# Exercises: Linear Regression

Before getting started with coding, read through this [article](https://towardsdatascience.com/simple-linear-regression-model-using-python-machine-learning-eab7924d18b4) and follow the instructions within the article to download the dataset.

Use this notebook to code along with the article.

## Getting Started

Import the libraries you need to start working with the dataset and make a dataframe out of the CSV in the dataset.

In [None]:
# Supress Warnings
import warnings
warnings.filterwarnings('ignore')

# Import libraries
import numpy as np
import pandas as pd
import matplotlib as plt
import seaborn as sns

# Read the given CSV file, and view some sample records
advertising = pd.read_csv("Company_data.csv")
advertising

Run `shape()`, `info()`, and `describe()` to see what is going on with the dataset.

In [None]:
advertising.shape()

In [None]:
advertising.info()

In [None]:
advertising.describe()

## Visualizing Data

Import the necessary libraries to make the same pairplots as the author.
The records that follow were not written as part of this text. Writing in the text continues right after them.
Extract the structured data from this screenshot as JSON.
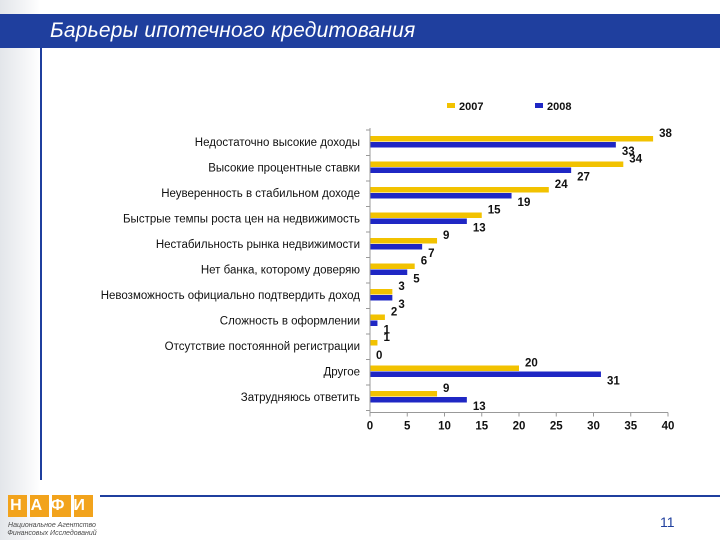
{
  "slide": {
    "title": "Барьеры ипотечного кредитования",
    "page_number": "11"
  },
  "logo": {
    "letters": "НАФИ",
    "caption_line1": "Национальное Агентство",
    "caption_line2": "Финансовых Исследований"
  },
  "colors": {
    "series_2007": "#f2c200",
    "series_2008": "#1f27c4",
    "title_bar": "#1f3f9e"
  },
  "chart_data": {
    "type": "bar",
    "orientation": "horizontal",
    "categories": [
      "Недостаточно высокие доходы",
      "Высокие процентные ставки",
      "Неуверенность в стабильном доходе",
      "Быстрые темпы роста цен на недвижимость",
      "Нестабильность рынка недвижимости",
      "Нет банка, которому доверяю",
      "Невозможность официально подтвердить доход",
      "Сложность в оформлении",
      "Отсутствие постоянной регистрации",
      "Другое",
      "Затрудняюсь ответить"
    ],
    "series": [
      {
        "name": "2007",
        "values": [
          38,
          34,
          24,
          15,
          9,
          6,
          3,
          2,
          1,
          20,
          9
        ]
      },
      {
        "name": "2008",
        "values": [
          33,
          27,
          19,
          13,
          7,
          5,
          3,
          1,
          0,
          31,
          13
        ]
      }
    ],
    "xlim": [
      0,
      40
    ],
    "xticks": [
      "0",
      "5",
      "10",
      "15",
      "20",
      "25",
      "30",
      "35",
      "40"
    ],
    "legend": "top",
    "grid": false
  }
}
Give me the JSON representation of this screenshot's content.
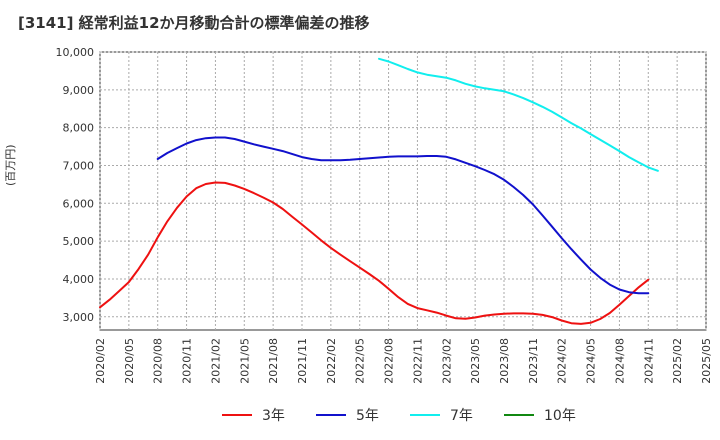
{
  "title": "[3141]  経常利益12か月移動合計の標準偏差の推移",
  "ylabel": "(百万円)",
  "colors": {
    "s3": "#ee1111",
    "s5": "#1111cc",
    "s7": "#11eeee",
    "s10": "#118811",
    "grid": "#aaaaaa"
  },
  "chart_data": {
    "type": "line",
    "title": "[3141]  経常利益12か月移動合計の標準偏差の推移",
    "xlabel": "",
    "ylabel": "(百万円)",
    "ylim": [
      2650,
      10000
    ],
    "yticks": [
      3000,
      4000,
      5000,
      6000,
      7000,
      8000,
      9000,
      10000
    ],
    "ytick_labels": [
      "3,000",
      "4,000",
      "5,000",
      "6,000",
      "7,000",
      "8,000",
      "9,000",
      "10,000"
    ],
    "xticks": [
      "2020/02",
      "2020/05",
      "2020/08",
      "2020/11",
      "2021/02",
      "2021/05",
      "2021/08",
      "2021/11",
      "2022/02",
      "2022/05",
      "2022/08",
      "2022/11",
      "2023/02",
      "2023/05",
      "2023/08",
      "2023/11",
      "2024/02",
      "2024/05",
      "2024/08",
      "2024/11",
      "2025/02",
      "2025/05"
    ],
    "grid": true,
    "legend_position": "bottom",
    "series": [
      {
        "name": "3年",
        "color": "#ee1111",
        "points": [
          [
            "2020/02",
            3250
          ],
          [
            "2020/03",
            3450
          ],
          [
            "2020/04",
            3680
          ],
          [
            "2020/05",
            3920
          ],
          [
            "2020/06",
            4260
          ],
          [
            "2020/07",
            4640
          ],
          [
            "2020/08",
            5100
          ],
          [
            "2020/09",
            5520
          ],
          [
            "2020/10",
            5880
          ],
          [
            "2020/11",
            6180
          ],
          [
            "2020/12",
            6400
          ],
          [
            "2021/01",
            6510
          ],
          [
            "2021/02",
            6550
          ],
          [
            "2021/03",
            6540
          ],
          [
            "2021/04",
            6470
          ],
          [
            "2021/05",
            6380
          ],
          [
            "2021/06",
            6270
          ],
          [
            "2021/07",
            6150
          ],
          [
            "2021/08",
            6020
          ],
          [
            "2021/09",
            5850
          ],
          [
            "2021/10",
            5640
          ],
          [
            "2021/11",
            5440
          ],
          [
            "2021/12",
            5230
          ],
          [
            "2022/01",
            5020
          ],
          [
            "2022/02",
            4820
          ],
          [
            "2022/03",
            4640
          ],
          [
            "2022/04",
            4470
          ],
          [
            "2022/05",
            4300
          ],
          [
            "2022/06",
            4130
          ],
          [
            "2022/07",
            3950
          ],
          [
            "2022/08",
            3740
          ],
          [
            "2022/09",
            3520
          ],
          [
            "2022/10",
            3340
          ],
          [
            "2022/11",
            3230
          ],
          [
            "2022/12",
            3170
          ],
          [
            "2023/01",
            3110
          ],
          [
            "2023/02",
            3030
          ],
          [
            "2023/03",
            2960
          ],
          [
            "2023/04",
            2950
          ],
          [
            "2023/05",
            2980
          ],
          [
            "2023/06",
            3030
          ],
          [
            "2023/07",
            3060
          ],
          [
            "2023/08",
            3080
          ],
          [
            "2023/09",
            3090
          ],
          [
            "2023/10",
            3090
          ],
          [
            "2023/11",
            3080
          ],
          [
            "2023/12",
            3050
          ],
          [
            "2024/01",
            2990
          ],
          [
            "2024/02",
            2900
          ],
          [
            "2024/03",
            2830
          ],
          [
            "2024/04",
            2810
          ],
          [
            "2024/05",
            2840
          ],
          [
            "2024/06",
            2940
          ],
          [
            "2024/07",
            3100
          ],
          [
            "2024/08",
            3320
          ],
          [
            "2024/09",
            3550
          ],
          [
            "2024/10",
            3780
          ],
          [
            "2024/11",
            3980
          ]
        ]
      },
      {
        "name": "5年",
        "color": "#1111cc",
        "points": [
          [
            "2020/08",
            7170
          ],
          [
            "2020/09",
            7330
          ],
          [
            "2020/10",
            7460
          ],
          [
            "2020/11",
            7580
          ],
          [
            "2020/12",
            7670
          ],
          [
            "2021/01",
            7720
          ],
          [
            "2021/02",
            7740
          ],
          [
            "2021/03",
            7740
          ],
          [
            "2021/04",
            7700
          ],
          [
            "2021/05",
            7630
          ],
          [
            "2021/06",
            7560
          ],
          [
            "2021/07",
            7500
          ],
          [
            "2021/08",
            7440
          ],
          [
            "2021/09",
            7380
          ],
          [
            "2021/10",
            7300
          ],
          [
            "2021/11",
            7220
          ],
          [
            "2021/12",
            7170
          ],
          [
            "2022/01",
            7140
          ],
          [
            "2022/02",
            7140
          ],
          [
            "2022/03",
            7140
          ],
          [
            "2022/04",
            7150
          ],
          [
            "2022/05",
            7170
          ],
          [
            "2022/06",
            7190
          ],
          [
            "2022/07",
            7210
          ],
          [
            "2022/08",
            7230
          ],
          [
            "2022/09",
            7240
          ],
          [
            "2022/10",
            7240
          ],
          [
            "2022/11",
            7240
          ],
          [
            "2022/12",
            7250
          ],
          [
            "2023/01",
            7250
          ],
          [
            "2023/02",
            7230
          ],
          [
            "2023/03",
            7160
          ],
          [
            "2023/04",
            7070
          ],
          [
            "2023/05",
            6980
          ],
          [
            "2023/06",
            6880
          ],
          [
            "2023/07",
            6770
          ],
          [
            "2023/08",
            6620
          ],
          [
            "2023/09",
            6430
          ],
          [
            "2023/10",
            6220
          ],
          [
            "2023/11",
            5970
          ],
          [
            "2023/12",
            5680
          ],
          [
            "2024/01",
            5380
          ],
          [
            "2024/02",
            5080
          ],
          [
            "2024/03",
            4790
          ],
          [
            "2024/04",
            4510
          ],
          [
            "2024/05",
            4250
          ],
          [
            "2024/06",
            4030
          ],
          [
            "2024/07",
            3850
          ],
          [
            "2024/08",
            3720
          ],
          [
            "2024/09",
            3650
          ],
          [
            "2024/10",
            3620
          ],
          [
            "2024/11",
            3620
          ]
        ]
      },
      {
        "name": "7年",
        "color": "#11eeee",
        "points": [
          [
            "2022/07",
            9820
          ],
          [
            "2022/08",
            9750
          ],
          [
            "2022/09",
            9650
          ],
          [
            "2022/10",
            9550
          ],
          [
            "2022/11",
            9460
          ],
          [
            "2022/12",
            9400
          ],
          [
            "2023/01",
            9360
          ],
          [
            "2023/02",
            9320
          ],
          [
            "2023/03",
            9250
          ],
          [
            "2023/04",
            9160
          ],
          [
            "2023/05",
            9090
          ],
          [
            "2023/06",
            9040
          ],
          [
            "2023/07",
            9000
          ],
          [
            "2023/08",
            8960
          ],
          [
            "2023/09",
            8880
          ],
          [
            "2023/10",
            8780
          ],
          [
            "2023/11",
            8670
          ],
          [
            "2023/12",
            8550
          ],
          [
            "2024/01",
            8420
          ],
          [
            "2024/02",
            8270
          ],
          [
            "2024/03",
            8120
          ],
          [
            "2024/04",
            7980
          ],
          [
            "2024/05",
            7830
          ],
          [
            "2024/06",
            7680
          ],
          [
            "2024/07",
            7530
          ],
          [
            "2024/08",
            7380
          ],
          [
            "2024/09",
            7220
          ],
          [
            "2024/10",
            7080
          ],
          [
            "2024/11",
            6950
          ],
          [
            "2024/12",
            6860
          ]
        ]
      },
      {
        "name": "10年",
        "color": "#118811",
        "points": []
      }
    ]
  }
}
Pairplots are used by analysts to see any relationships that may exist between the x- and y-variables.

In [None]:
# Pairplot
sns.pairplot(advertising, x_vars=['TV', 'Radio','Newspaper'], 
             y_vars='Sales', size=4, aspect=1, kind='scatter')
plt.show()

Try out the heatmap next!

In [None]:
# Heatmap
sns.heatmap(advertising.corr(), cmap="YlGnBu", annot = True)
plt.show()

## Time for Linear Regression

Follow the four steps in the article to perform linear regression.

In [None]:
# Step 1 is to assign your x and y
X = advertising['TV']
y = advertising['Sales']

In [None]:
# Step 2 is to create your train and test sets
from sklearn.model_selection import train_test_split
X_train, X_test, y_train, y_test = train_test_split(X, y, train_size=0.7, test_size=0.3, random_state=100)

In [None]:
# Step 3 is to build the model. Remember to import any libraries you may need
import statsmodels.api as sm
X_train_sm = sm.add_constant(X_train)
lr = sm.OLS(y_train, X_train_sm).fit()
lr.params

In [None]:
# Step 4 is to perform residual analysis
lr.summary()

In [None]:
# Visualizing the regression line
plt.scatter(X_train, y_train)
plt.plot(X_train, 6.948 + 0.054*X_train, 'r')
plt.show()

## Evaluate Your Model

Use your model to make some predictions on the test data.

In [None]:
X_test_sm = sm.add.constant()

In [None]:
from sklearn.metrics import r2_score
r_squared = r2_score(y_test, y_test_pred)
r_squared

In [None]:
plt.scatter(X_test, y_test)
plt.plot(X_test, y_test_pred, 'r')
plt.show()

In [None]:
from sklearn.model_selection import train_test_split
X_train_lm, X_test_lm, y_train_lm, y_test_lm = train_test_split(
    X, y, train_size=0.7, test_size=0.3, random_state=100)
X_train_lm.shape

In [None]:
X_train_lm = X_train_lm.values.reshape(-1,1)
X_test_lm = X_test_lm.values.reshape(-1,1)
print(X_train_lm)
print(X_test_lm)

In [None]:
from sklearn.linear_model import LinearRegression
lm = LinearRegression()
lm.fit(X_train_lm, y_train_lm)

In [None]:
print(f"Intercept: {lm.intercept_}")
print(f"Slope: {lm.coef_}")

In [None]:
y_train_pred = lm.predict(X_train_lm)
y_test_pred = lm.predict(X_test_lm)

print(r2_score(y_train))

## Summarize Your Results

Make note of your answers to each of the following questions by editing the cell.

1. Did you get the same coefficients and p-values as the author?
2. Did you get the same R-squared values as the author?
3. Did you get the same F-statistic value and significance as the author?